In quantum physics, the entanglement of particles describes a relationship between their fundamental properties that can't have happened by chance. This could refer to states such as their momentum, position, or polarisation.
Knowing something about one of these characteristics for one particle tells you something about the same characteristic for the other.
Think of a pair of gloves. If you found a right glove alone in your drawer, you can be certain the missing glove would fit your left hand. The two gloves could be described as entangled, as knowing something about one would tell you something important about the other that isn't a random feature.
In fashion, this concept isn't all that strange. But the concept poses a problem for quantum mechanics.
Does quantum entanglement work with 'reality'?
The physicists Niels Bohr and Werner Heisenberg argued an object's state only truly existed once it became associated with a measurement, which meant somebody needed to observe it experimentally. Until then, its nature was merely a possibility.
To other physicists, such as the famous Albert Einstein and Erwin Schrödinger, this was as preposterous as saying a cat inside a box is neither alive nor dead until you look.
Finally two physicists Boris Podolsky and Nathan Rosen collaborated with Einstein to come up with a thought experiment, where two objects interact in some way.

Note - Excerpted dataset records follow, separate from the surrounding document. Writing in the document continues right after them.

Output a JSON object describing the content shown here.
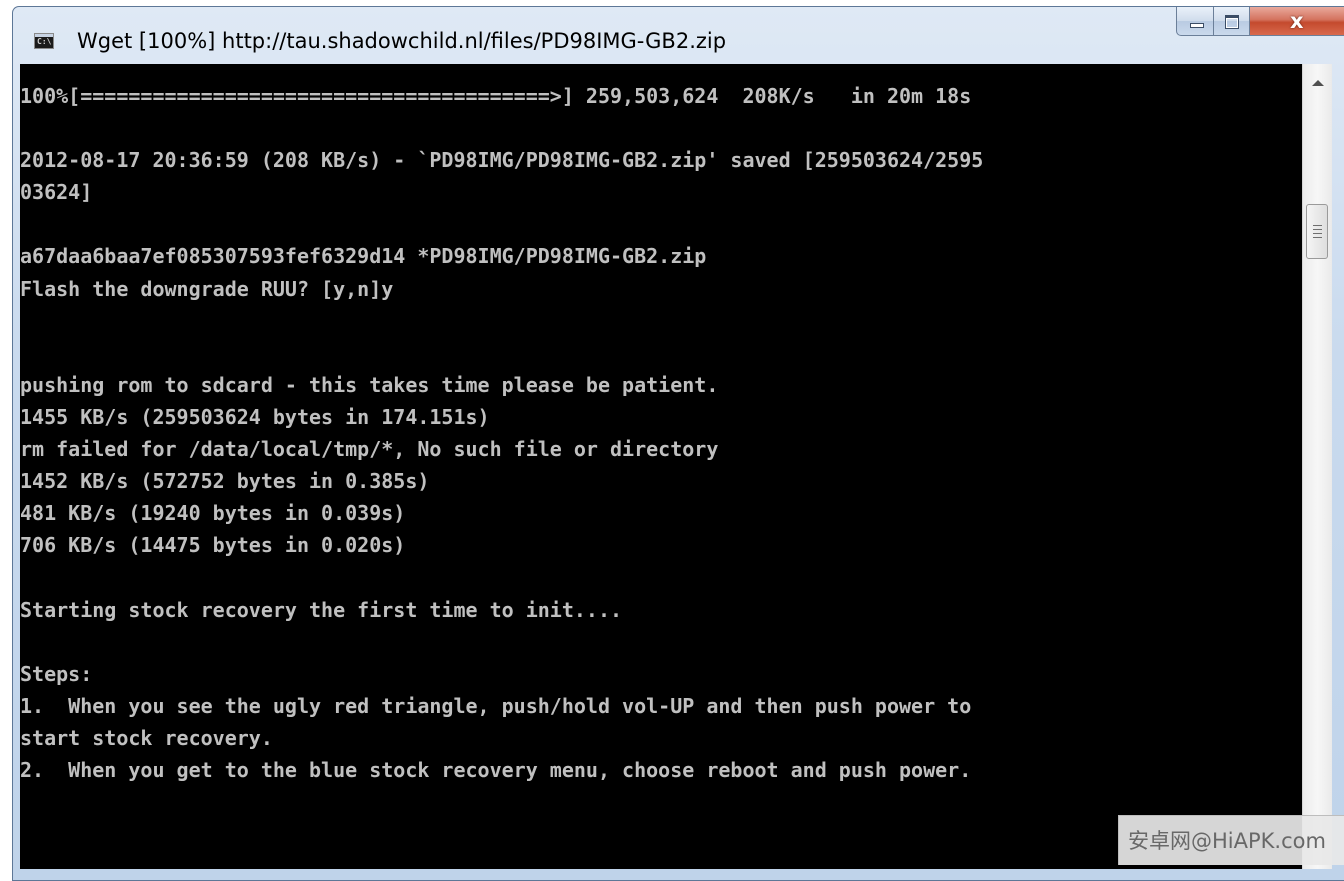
{
  "window": {
    "title": "Wget [100%] http://tau.shadowchild.nl/files/PD98IMG-GB2.zip",
    "icon": "console-app-icon",
    "icon_label": "C:\\",
    "controls": {
      "minimize": "minimize-icon",
      "maximize": "maximize-icon",
      "close_glyph": "x"
    }
  },
  "console": {
    "lines": [
      "100%[=======================================>] 259,503,624  208K/s   in 20m 18s",
      "",
      "2012-08-17 20:36:59 (208 KB/s) - `PD98IMG/PD98IMG-GB2.zip' saved [259503624/2595",
      "03624]",
      "",
      "a67daa6baa7ef085307593fef6329d14 *PD98IMG/PD98IMG-GB2.zip",
      "Flash the downgrade RUU? [y,n]y",
      "",
      "",
      "pushing rom to sdcard - this takes time please be patient.",
      "1455 KB/s (259503624 bytes in 174.151s)",
      "rm failed for /data/local/tmp/*, No such file or directory",
      "1452 KB/s (572752 bytes in 0.385s)",
      "481 KB/s (19240 bytes in 0.039s)",
      "706 KB/s (14475 bytes in 0.020s)",
      "",
      "Starting stock recovery the first time to init....",
      "",
      "Steps:",
      "1.  When you see the ugly red triangle, push/hold vol-UP and then push power to",
      "start stock recovery.",
      "2.  When you get to the blue stock recovery menu, choose reboot and push power."
    ]
  },
  "scrollbar": {
    "up_arrow": "scroll-up-arrow-icon",
    "thumb": "scroll-thumb-grip-icon"
  },
  "watermark": {
    "text": "安卓网@HiAPK.com"
  },
  "colors": {
    "console_bg": "#000000",
    "console_fg": "#c0c0c0",
    "close_button": "#c44a2e",
    "frame": "#c9daee"
  }
}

By measuring one of them, we might be able to work out some of its partner details without needing to measure it directly, thanks to its 'entangled' history.

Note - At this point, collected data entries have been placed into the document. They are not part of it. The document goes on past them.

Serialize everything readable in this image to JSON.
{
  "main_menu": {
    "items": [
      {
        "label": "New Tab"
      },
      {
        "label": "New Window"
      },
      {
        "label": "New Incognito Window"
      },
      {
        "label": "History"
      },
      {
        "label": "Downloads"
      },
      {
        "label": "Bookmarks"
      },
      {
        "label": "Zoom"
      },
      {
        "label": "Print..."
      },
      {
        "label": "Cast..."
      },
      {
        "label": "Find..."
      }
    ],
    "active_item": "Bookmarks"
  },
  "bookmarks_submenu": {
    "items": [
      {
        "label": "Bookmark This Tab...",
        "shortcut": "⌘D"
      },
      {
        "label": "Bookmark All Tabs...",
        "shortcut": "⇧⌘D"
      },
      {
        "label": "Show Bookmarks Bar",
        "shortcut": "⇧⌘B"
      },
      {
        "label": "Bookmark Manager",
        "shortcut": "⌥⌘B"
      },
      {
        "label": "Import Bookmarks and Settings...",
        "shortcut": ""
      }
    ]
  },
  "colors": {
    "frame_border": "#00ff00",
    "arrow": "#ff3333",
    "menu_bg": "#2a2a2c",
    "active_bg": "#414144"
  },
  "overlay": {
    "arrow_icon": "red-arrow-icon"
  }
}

"Spooky action at a distance"
In response to this dilemma (now called the EPR or Einstein-Podolsky-Rosen paradox) Bohr suggested that the state of both objects simply became 'real' at the same time, as if they instantly swapped details on this experimental intrusion across a distance.
Einstein dismissed this idea as a 'spooky action', claiming on multiple occasions that "God does not play dice".
Decades later, Bohr's ideas still stand strong, and the strange nature of quantum entanglement is a solid part of modern physics. Physics really is fundamentally 'spooky' after all.